In fact, it was so good that the studio bigwigs decided to make the exact same film again for the sequel (but in Bangkok instead of Las Vegas). Unfortunately, that one wasn’t so great. It’s no surprise so many people sell their Hangover DVDs to us!
When you think of Liam Neeson, you probably imagine a gruff tough guy capable of breaking someone’s neck just by winking at them. That is entirely down to Taken, a relatively small French movie which transformed a 56 year-old Neeson into Hollywood’s leading action hero.
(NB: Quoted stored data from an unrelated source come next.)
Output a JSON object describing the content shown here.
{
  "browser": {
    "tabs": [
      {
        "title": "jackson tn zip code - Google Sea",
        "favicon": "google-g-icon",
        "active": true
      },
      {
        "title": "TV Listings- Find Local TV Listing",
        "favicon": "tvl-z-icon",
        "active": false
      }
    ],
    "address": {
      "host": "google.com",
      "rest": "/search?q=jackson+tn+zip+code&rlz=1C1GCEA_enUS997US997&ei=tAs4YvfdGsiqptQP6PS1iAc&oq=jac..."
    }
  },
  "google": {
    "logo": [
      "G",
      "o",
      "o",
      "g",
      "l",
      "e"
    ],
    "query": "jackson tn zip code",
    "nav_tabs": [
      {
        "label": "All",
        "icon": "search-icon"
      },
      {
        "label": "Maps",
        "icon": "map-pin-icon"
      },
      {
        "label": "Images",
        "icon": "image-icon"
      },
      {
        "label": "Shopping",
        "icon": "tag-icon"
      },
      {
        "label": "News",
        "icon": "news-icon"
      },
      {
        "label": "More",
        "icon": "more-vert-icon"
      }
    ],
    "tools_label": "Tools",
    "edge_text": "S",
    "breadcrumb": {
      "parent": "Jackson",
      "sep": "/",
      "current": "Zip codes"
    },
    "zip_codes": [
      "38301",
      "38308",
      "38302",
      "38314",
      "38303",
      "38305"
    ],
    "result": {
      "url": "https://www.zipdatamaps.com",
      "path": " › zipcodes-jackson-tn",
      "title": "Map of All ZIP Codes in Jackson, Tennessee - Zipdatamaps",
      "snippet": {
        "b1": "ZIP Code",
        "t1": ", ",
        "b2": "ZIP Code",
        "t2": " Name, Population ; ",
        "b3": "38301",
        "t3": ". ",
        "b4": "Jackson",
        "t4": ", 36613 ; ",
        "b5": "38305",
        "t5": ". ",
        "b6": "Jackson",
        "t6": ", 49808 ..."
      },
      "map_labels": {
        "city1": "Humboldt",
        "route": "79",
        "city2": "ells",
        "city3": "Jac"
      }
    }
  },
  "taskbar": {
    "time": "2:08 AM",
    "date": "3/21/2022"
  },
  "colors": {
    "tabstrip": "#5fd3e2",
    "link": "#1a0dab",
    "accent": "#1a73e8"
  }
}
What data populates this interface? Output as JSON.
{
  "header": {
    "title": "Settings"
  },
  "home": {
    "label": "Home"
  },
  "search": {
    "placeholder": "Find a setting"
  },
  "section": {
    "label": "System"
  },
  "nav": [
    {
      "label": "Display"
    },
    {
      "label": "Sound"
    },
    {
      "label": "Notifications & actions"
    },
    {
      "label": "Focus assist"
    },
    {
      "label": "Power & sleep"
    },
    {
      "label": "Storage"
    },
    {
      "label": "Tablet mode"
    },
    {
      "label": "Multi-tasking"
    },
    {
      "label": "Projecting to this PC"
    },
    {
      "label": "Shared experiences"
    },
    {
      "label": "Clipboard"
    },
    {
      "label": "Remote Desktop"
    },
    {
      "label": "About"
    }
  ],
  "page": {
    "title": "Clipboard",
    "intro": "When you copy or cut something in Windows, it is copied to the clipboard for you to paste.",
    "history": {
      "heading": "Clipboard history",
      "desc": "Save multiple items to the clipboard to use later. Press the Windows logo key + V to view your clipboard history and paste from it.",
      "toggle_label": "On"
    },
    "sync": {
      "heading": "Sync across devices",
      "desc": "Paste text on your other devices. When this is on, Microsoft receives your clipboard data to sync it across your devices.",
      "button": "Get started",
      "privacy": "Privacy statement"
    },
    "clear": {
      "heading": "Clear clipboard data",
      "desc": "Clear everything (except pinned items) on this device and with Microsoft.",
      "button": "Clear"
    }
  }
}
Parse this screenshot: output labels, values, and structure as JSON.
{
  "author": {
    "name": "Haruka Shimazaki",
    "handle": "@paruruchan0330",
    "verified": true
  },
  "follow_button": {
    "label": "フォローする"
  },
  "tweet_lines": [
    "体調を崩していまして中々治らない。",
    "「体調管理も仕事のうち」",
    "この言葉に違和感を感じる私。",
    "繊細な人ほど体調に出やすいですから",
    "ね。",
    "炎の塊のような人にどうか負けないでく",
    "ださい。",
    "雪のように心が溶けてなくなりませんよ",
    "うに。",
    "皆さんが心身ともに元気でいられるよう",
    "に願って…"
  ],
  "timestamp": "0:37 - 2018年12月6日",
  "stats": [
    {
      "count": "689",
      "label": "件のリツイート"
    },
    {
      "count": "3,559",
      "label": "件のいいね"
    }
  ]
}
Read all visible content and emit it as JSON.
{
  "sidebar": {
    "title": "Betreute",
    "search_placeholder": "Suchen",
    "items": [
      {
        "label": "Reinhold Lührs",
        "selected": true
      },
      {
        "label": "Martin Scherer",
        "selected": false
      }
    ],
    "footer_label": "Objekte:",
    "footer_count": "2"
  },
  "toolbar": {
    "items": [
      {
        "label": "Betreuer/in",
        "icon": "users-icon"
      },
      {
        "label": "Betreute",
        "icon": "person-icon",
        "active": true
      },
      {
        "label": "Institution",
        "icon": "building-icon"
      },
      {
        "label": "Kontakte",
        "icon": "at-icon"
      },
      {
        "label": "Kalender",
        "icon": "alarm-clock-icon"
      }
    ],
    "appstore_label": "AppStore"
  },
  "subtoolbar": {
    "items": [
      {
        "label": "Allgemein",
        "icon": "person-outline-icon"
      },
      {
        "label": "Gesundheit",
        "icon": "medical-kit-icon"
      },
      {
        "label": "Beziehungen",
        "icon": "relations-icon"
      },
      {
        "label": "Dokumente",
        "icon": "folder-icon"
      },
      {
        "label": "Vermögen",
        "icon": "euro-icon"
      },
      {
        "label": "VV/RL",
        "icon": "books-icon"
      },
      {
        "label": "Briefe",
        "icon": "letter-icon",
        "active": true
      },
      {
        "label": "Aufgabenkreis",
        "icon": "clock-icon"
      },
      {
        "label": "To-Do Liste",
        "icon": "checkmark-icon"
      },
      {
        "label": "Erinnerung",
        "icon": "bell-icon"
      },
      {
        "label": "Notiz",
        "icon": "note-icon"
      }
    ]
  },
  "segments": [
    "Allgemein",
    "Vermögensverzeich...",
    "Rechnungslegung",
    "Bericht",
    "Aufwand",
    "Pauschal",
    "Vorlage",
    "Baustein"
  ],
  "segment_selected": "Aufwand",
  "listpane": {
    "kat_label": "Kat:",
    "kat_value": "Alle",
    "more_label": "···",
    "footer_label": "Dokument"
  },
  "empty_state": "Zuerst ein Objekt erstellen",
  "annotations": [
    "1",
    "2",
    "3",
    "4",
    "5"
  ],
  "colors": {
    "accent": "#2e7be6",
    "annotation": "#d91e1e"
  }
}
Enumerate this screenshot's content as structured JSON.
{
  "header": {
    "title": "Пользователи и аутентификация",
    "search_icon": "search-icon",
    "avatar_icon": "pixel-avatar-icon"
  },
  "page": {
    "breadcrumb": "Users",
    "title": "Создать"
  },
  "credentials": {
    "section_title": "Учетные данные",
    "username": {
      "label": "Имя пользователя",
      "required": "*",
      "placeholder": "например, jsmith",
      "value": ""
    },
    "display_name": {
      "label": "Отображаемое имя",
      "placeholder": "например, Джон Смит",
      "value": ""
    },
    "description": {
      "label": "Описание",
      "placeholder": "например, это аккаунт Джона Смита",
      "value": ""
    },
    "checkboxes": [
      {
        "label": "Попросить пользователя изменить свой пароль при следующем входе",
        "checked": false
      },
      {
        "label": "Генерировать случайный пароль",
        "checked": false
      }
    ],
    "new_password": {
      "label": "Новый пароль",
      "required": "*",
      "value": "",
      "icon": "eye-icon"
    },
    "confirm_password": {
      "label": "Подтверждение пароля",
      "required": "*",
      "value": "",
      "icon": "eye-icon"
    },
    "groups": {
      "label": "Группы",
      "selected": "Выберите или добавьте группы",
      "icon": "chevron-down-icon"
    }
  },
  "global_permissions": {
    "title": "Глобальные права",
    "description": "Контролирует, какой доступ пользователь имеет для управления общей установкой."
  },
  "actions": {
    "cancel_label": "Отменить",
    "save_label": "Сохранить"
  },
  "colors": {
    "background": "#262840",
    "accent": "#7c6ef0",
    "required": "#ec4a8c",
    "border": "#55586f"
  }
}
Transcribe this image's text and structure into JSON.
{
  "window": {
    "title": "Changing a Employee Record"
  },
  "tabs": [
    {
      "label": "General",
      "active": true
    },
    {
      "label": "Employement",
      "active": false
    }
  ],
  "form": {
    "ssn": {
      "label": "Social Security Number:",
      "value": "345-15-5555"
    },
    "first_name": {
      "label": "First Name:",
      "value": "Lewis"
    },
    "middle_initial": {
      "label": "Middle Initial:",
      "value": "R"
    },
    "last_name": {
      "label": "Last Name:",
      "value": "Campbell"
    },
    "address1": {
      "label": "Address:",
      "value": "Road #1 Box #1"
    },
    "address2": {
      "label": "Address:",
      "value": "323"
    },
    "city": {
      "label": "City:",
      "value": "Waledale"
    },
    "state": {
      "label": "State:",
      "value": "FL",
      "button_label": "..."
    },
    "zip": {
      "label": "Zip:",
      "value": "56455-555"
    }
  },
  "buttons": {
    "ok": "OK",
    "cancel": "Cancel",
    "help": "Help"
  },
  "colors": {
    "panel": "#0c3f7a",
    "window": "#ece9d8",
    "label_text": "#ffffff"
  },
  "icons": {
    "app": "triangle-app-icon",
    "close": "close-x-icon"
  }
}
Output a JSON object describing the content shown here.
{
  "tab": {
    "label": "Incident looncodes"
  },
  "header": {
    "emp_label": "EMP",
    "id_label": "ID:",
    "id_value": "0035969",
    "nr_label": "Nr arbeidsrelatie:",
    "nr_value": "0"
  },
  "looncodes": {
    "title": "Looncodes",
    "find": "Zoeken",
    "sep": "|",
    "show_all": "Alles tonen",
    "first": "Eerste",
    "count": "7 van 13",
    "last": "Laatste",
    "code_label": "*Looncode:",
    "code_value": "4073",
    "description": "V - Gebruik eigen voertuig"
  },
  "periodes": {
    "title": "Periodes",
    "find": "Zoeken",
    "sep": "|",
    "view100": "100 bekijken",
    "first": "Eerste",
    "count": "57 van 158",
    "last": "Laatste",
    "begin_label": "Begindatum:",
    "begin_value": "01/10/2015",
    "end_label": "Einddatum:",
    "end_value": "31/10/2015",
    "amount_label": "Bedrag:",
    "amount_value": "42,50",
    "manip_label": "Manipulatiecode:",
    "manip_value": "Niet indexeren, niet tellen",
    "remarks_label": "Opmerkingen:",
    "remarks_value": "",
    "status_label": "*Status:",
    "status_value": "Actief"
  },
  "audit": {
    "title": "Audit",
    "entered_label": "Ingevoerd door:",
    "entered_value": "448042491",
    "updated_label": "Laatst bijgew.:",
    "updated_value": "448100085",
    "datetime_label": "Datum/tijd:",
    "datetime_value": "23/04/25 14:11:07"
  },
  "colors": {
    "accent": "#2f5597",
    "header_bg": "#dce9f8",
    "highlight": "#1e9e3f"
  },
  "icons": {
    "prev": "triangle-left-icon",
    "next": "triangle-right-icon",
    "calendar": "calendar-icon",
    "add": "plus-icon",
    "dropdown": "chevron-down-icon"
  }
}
The film itself is pretty standard, but Neeson’s performance takes it to a whole new level. His ‘I will find you and I will kill you’ speech (which we’ve posted above) alone makes Taken a modern action classic.
The Lonely Island are best known for producing funny rap songs about owning boats and being a boss (pronounced bow-ss), yet it turns out they’re also pretty good at making films too.
Hot Rod is the tale of a young man who dreams of nothing but becoming a famous stuntman and beating his step-dad (played by Ian McShane) in a fight. Unfortunately, his step-dad is ill, so Rod organises his most dangerous stunt yet to pay for his treatment (so he can beat him up once he’s better).
It’s one of the silliest films we’ve ever seen to be honest, but that’s exactly why we love it.
Rise of the Planet of the Apes
After Tim Burton’s rubbish remake of the original Planet of the Apes, most people thought the franchise was dead for good. So it was a surprise when Rise of the Planet of the Apes – a prequel, no less – turned out to be one of the best movies in the series.
Rise… is a rare example of an intelligent blockbuster, focusing on the ethical dilemma that arises from experimenting on animals to cure our own illnesses. It isn’t all chin-stroking and pondering though, with some excellent action scenes keeping excitement levels high.
The sequel to Rise…, Dawn of the Planet of the Apes, is in cinemas now and is receiving equal amounts of praise for its intelligent approach to what is (let’s face it) a ridiculous concept.
Forgetting Sarah Marshall
It’s a rom-com for blokes starring Russell Brand, who at the time was best known for presenting Big Brother’s Big Mouth. So why is it so good? We still can’t really put our finger on it, but Jason Segel’s Hawaiian-based break-up comedy is very funny and surprisingly heartfelt too.
Pixar dominated animation for years, taking the crown from their parent company, Disney (who probably weren’t that bothered seeing as they made loads of money from Pixar’s success).
Still, Disney managed to reclaim the animation crown with the unlikely success of Frozen. As well as earning critical acclaim, Frozen is the highest-earning animated film of all time (beating the likes of Toy Story and Shrek). Never underestimate the power of animated snowmen, princesses and catchy songs.